The company will pay $102.5m for a National Center for Addiction Studies and Treatment to be established at Oklahoma State University in Tulsa, plus $20m in medicines to support treatment. Another payment of $72.5m will go to cities and counties in the state as well as to cover litigation costs, according to a person familiar with the settlement, with any left over funds going to the centre.
The Sackler family, who were not named in the lawsuit, separately pledged $75m in support for the centre at Oklahoma State over five years. The Sacklers have pushed back against recent scrutiny of their involvement with opioids.
“The recent attacks on our family are not accurate and misdirect attention away from crucial issues such as the terrifying rise in illicit fentanyl overdoses,” they said in a statement.
The family said that the agreement is “not a financial model for future settlement”, but will create breakthrough innovations in prevention and treatment of addiction.
The company faces more than 1,000 lawsuits over its role in the crisis, including from 35 other states. This latest wave of litigation comes a decade after it was sued over alleged deceptive marketing practices by the US justice department. That resulted in a fine of $634.5m.
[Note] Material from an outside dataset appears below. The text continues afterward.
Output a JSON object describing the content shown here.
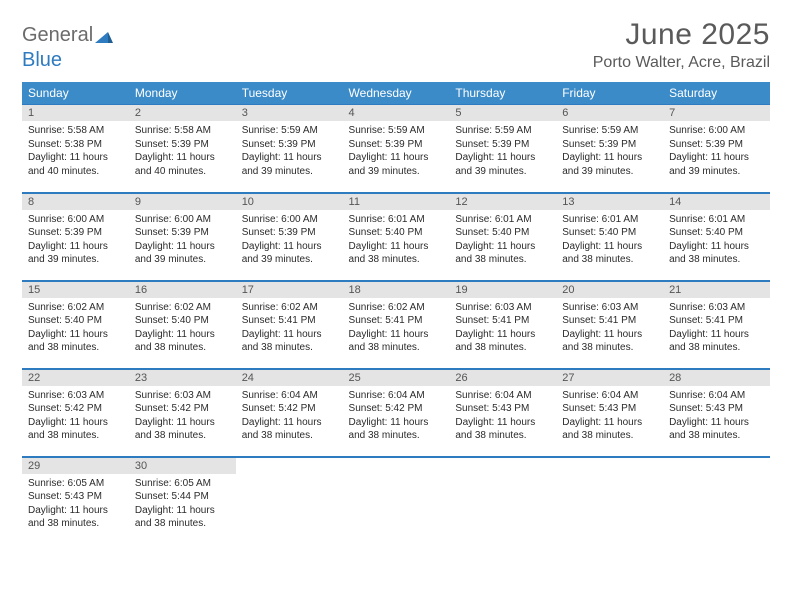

In addition to the state lawsuits, cities and counties have brought cases against the company, including a multi-district case set to go to trial in October. Lawyers working on behalf of the plaintiffs in that case said the settlement was “another reflection of the extraordinary importance and strength of the claims against Purdue Pharma” — but they added that many more companies also bore responsibility.
The Massachusetts attorney-general named several Sackler family members in the state’s own lawsuit over opioids.
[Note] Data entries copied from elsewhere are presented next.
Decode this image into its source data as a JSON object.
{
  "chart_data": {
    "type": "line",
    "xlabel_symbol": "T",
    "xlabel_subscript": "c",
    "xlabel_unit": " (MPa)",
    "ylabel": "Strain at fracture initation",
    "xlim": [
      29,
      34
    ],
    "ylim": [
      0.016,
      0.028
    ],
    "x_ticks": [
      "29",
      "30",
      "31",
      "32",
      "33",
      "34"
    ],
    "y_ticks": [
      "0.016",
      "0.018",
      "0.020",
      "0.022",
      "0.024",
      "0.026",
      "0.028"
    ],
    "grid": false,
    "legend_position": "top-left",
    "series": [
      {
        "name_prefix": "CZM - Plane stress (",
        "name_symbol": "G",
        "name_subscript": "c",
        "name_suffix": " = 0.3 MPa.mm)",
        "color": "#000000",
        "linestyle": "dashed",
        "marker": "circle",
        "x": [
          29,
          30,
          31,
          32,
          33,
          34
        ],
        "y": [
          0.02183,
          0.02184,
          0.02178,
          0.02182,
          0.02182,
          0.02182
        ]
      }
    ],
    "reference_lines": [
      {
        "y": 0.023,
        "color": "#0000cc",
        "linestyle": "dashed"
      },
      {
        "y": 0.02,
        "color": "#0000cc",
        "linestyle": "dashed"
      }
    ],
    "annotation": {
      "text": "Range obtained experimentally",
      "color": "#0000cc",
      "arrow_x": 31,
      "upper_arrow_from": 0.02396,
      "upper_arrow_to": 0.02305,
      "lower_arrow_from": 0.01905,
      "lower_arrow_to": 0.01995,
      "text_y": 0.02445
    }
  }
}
Dr Landau told the FT earlier this month that bankruptcy was one of the many possibilities that Purdue was exploring. “We need to be prepared for given what may come in the weeks and months ahead, as we are involved in significant litigation,” he said.
Other companies frequently mentioned in lawsuits include drug distributors and drugstore operators.
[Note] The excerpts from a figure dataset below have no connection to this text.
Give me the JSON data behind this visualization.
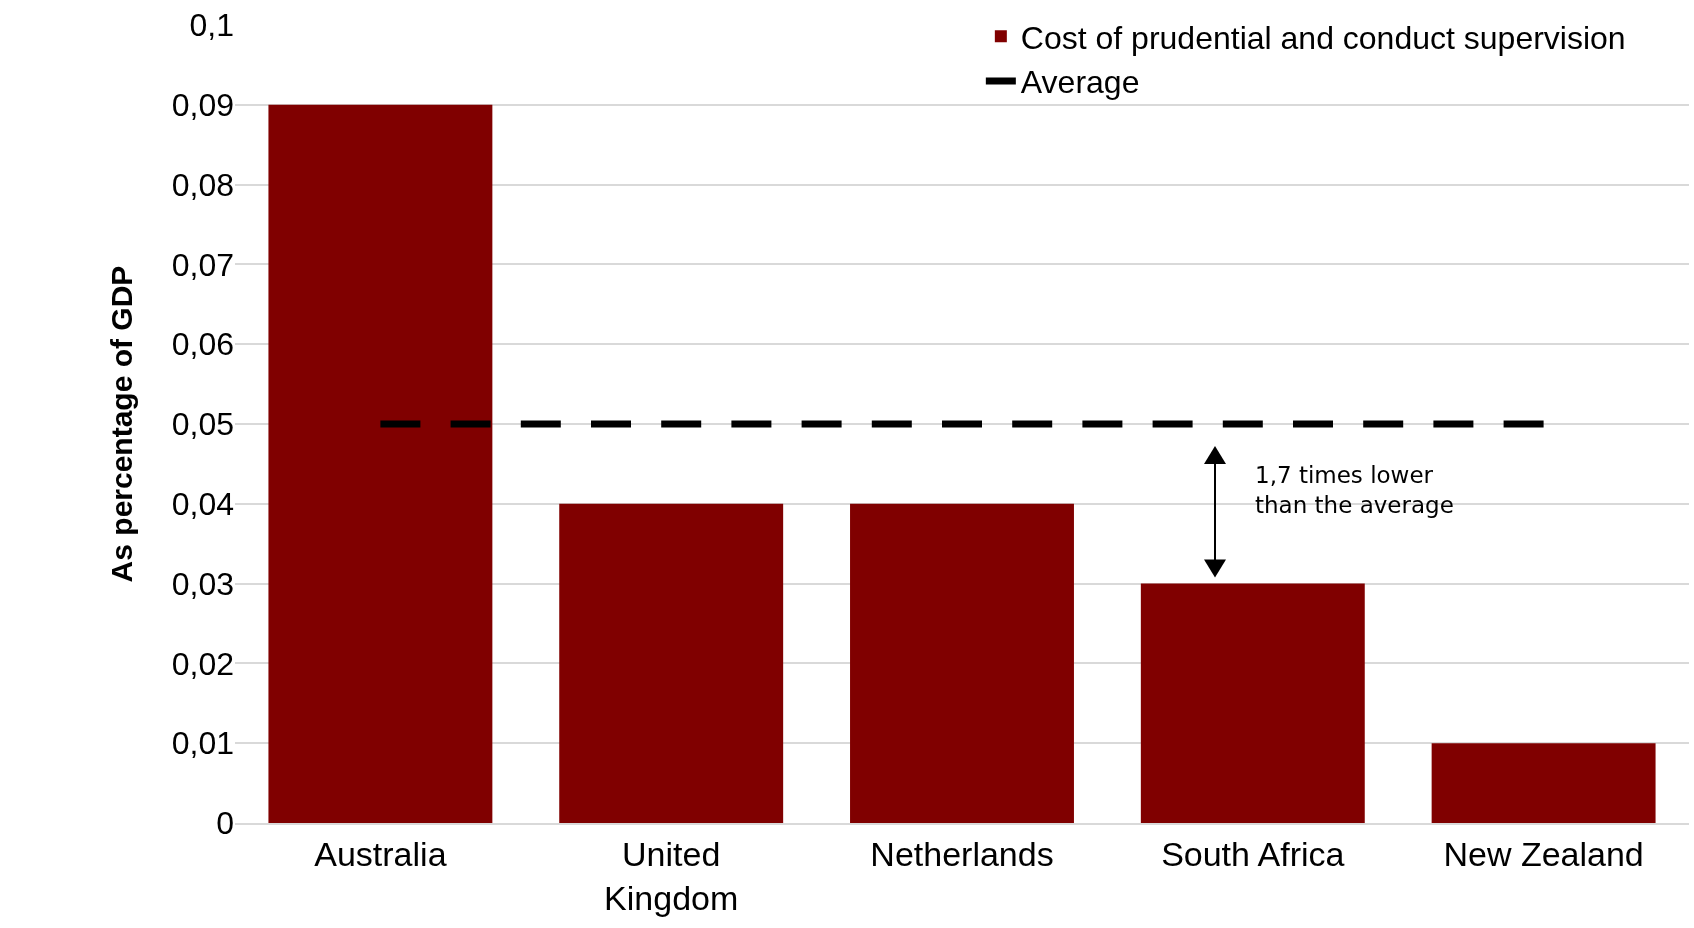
{
  "chart_data": {
    "type": "bar",
    "ylabel": "As percentage of GDP",
    "categories": [
      "Australia",
      "United Kingdom",
      "Netherlands",
      "South Africa",
      "New Zealand"
    ],
    "series": [
      {
        "name": "Cost of prudential and conduct supervision",
        "color": "#800000",
        "values": [
          0.09,
          0.04,
          0.04,
          0.03,
          0.01
        ]
      },
      {
        "name": "Average",
        "type": "line",
        "color": "#000000",
        "line_style": "dashed",
        "marker": "none",
        "values": [
          0.05,
          0.05,
          0.05,
          0.05,
          0.05
        ]
      }
    ],
    "annotations": [
      "1,7 times lower\nthan the average"
    ],
    "ylim": [
      0,
      0.1
    ],
    "yticks": [
      0,
      {
        "value": 0.01,
        "label": "0,01"
      },
      {
        "value": 0.02,
        "label": "0,02"
      },
      {
        "value": 0.03,
        "label": "0,03"
      },
      {
        "value": 0.04,
        "label": "0,04"
      },
      {
        "value": 0.05,
        "label": "0,05"
      },
      {
        "value": 0.06,
        "label": "0,06"
      },
      {
        "value": 0.07,
        "label": "0,07"
      },
      {
        "value": 0.08,
        "label": "0,08"
      },
      {
        "value": 0.09,
        "label": "0,09"
      },
      {
        "value": 0.1,
        "label": "0,1"
      }
    ],
    "grid": "y",
    "legend": "top right"
  }
}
The Oklahoma trial, set to start in May, will continue against the other defendants, Johnson & Johnson and Teva Pharmaceuticals. The defendants earlier this week lost their attempt to push back the start of the trial by 100 days.
“A trial is important because the public will be able to learn not just what J&J did but also what Purdue did,” said Andrew Kolodnky, co-director of opioid policy research at the Heller School at Brandeis University.
The Oklahoma lawsuit accused the companies of playing down the risk of addiction from their products while overstating benefits. It sought more than $20bn in damages.
Mike Hunter, Oklahoma’s attorney-general, filed the lawsuit in 2017, claiming at the time that the companies had “deceived and manipulated Oklahomans into believing opioids were safe for use over an extended period”.
Drug overdose deaths in Oklahoma increased eightfold from 1999 to 2012, surpassing the number of people killed in car crashes, Mr Hunter said at the time.
Carl Tobias, a law professor at the University of Richmond, said it was a “tough judgment call” for Oklahoma. “It did seek billions for costs to the state, but it did secure a rather large amount,” he said. The deal may encourage other companies named in the litigation to pursue similar resolutions, he added.